Commission chair Michael Angelo Torres did not sugarcoat the commission’s track record with City Hall. “It’s usually, ‘yes, thank you for bringing this to our attention,’” he said, noting that past recommendations have rarely led to follow-up, per the San Francisco Chronicle. This time, commissioners say they plan to team up with animal welfare organizations and supporters to mount a letter-writing campaign to push the issue higher on the city’s agenda. The move is advisory only, but members signaled they will press the city for a more concrete response and timeline than they have seen in the past.
What the law already says
California has already taken a bite out of part of this issue. AB 485, the Pet Rescue and Adoption Act, which took effect in 2019, prohibits pet stores from selling dogs, cats, and rabbits that come from commercial breeding facilities. Instead, those animals must be sourced from shelters or rescue groups, not commercial breeders. That statewide shift pushed many retailers away from selling puppies and kittens, leaving smaller or exotic species as the main live animals still available in shops. As outlined by LegiScan, AB 485 set up that rescue-based model for pet store sales of those animals.

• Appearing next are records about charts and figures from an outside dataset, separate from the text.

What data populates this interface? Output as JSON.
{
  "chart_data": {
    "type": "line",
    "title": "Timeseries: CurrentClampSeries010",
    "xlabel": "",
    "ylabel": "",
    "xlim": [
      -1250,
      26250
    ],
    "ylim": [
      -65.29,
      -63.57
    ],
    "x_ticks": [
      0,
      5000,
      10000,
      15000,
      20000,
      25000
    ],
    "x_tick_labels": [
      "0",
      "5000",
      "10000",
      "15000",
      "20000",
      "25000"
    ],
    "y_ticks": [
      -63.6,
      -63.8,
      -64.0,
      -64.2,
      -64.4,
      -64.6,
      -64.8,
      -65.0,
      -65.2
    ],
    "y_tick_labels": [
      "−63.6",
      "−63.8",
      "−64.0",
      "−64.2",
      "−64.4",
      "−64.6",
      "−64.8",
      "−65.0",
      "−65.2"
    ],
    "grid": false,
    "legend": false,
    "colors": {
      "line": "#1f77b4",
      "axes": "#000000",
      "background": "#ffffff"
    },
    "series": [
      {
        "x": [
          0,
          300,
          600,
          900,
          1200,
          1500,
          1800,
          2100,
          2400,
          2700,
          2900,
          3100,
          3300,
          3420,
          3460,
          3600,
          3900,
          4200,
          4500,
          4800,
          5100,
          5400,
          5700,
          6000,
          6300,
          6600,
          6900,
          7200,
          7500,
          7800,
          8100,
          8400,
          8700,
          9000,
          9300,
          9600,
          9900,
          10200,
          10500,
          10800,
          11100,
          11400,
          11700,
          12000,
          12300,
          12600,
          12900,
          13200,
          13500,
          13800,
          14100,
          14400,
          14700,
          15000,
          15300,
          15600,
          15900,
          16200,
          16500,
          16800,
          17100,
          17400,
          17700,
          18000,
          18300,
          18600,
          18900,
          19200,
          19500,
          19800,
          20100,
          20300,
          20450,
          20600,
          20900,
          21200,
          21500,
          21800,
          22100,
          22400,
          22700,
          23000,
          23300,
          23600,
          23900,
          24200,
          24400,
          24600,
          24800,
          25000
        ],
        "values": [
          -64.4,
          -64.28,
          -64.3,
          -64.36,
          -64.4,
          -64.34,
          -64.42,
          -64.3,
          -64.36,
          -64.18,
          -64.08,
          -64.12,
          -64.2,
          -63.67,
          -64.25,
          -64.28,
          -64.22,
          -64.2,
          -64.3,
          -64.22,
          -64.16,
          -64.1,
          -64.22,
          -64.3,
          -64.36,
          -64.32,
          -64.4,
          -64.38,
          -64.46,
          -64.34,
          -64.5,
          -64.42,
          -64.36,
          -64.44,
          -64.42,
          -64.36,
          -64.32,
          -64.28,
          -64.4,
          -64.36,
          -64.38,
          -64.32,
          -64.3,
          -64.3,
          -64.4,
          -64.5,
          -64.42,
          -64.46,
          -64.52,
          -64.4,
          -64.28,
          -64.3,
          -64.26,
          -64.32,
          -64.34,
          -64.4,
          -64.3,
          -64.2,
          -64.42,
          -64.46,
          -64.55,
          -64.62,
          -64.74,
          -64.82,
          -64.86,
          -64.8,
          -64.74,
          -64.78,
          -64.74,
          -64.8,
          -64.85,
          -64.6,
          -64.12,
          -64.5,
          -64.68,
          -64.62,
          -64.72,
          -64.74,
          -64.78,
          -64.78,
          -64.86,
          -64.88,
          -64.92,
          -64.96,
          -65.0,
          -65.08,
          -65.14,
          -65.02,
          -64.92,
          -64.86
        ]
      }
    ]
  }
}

Why advocates back a broader ban
Supporters of the new proposal told commissioners that small and exotic animals often need specialized care that typical retail settings are not prepared to provide. When those animals are bought on impulse, they said, they are more likely to wind up in shelters or in the hands of already stretched rescue groups. Advocates also pointed to a broader trend of cities tightening rules on retail sales of animals and raised public health questions about the exotic pet trade.
Animal welfare groups, including the San Francisco SPCA, have long pushed for policies that reduce demand for animals from large-scale breeders and make animal sourcing more transparent. The organization has framed earlier legislative wins as incremental steps toward that goal, describing California’s move to block the sale of “puppy mill” dogs in pet stores as one such milestone in a press release from the San Francisco SPCA.
What happens next
The commission’s vote does not change city law on its own. For any ban to actually take effect, the Board of Supervisors would need to introduce an ordinance, hold public hearings, and vote on final language, followed by the mayor’s signature. That process could stretch out over months while local retailers, rescue groups, and would-be adopters watch closely for details like possible exemptions, enforcement mechanisms, and timelines for phasing in new rules.
Commissioners say they plan to keep the issue in the public eye and coordinate with rescue groups as the proposal moves, or stalls, at City Hall. Whether San Francisco’s leaders decide to shut off live animal sales at pet stores entirely is now a political question, but the commission has made clear it does not intend to let the matter quietly fade away.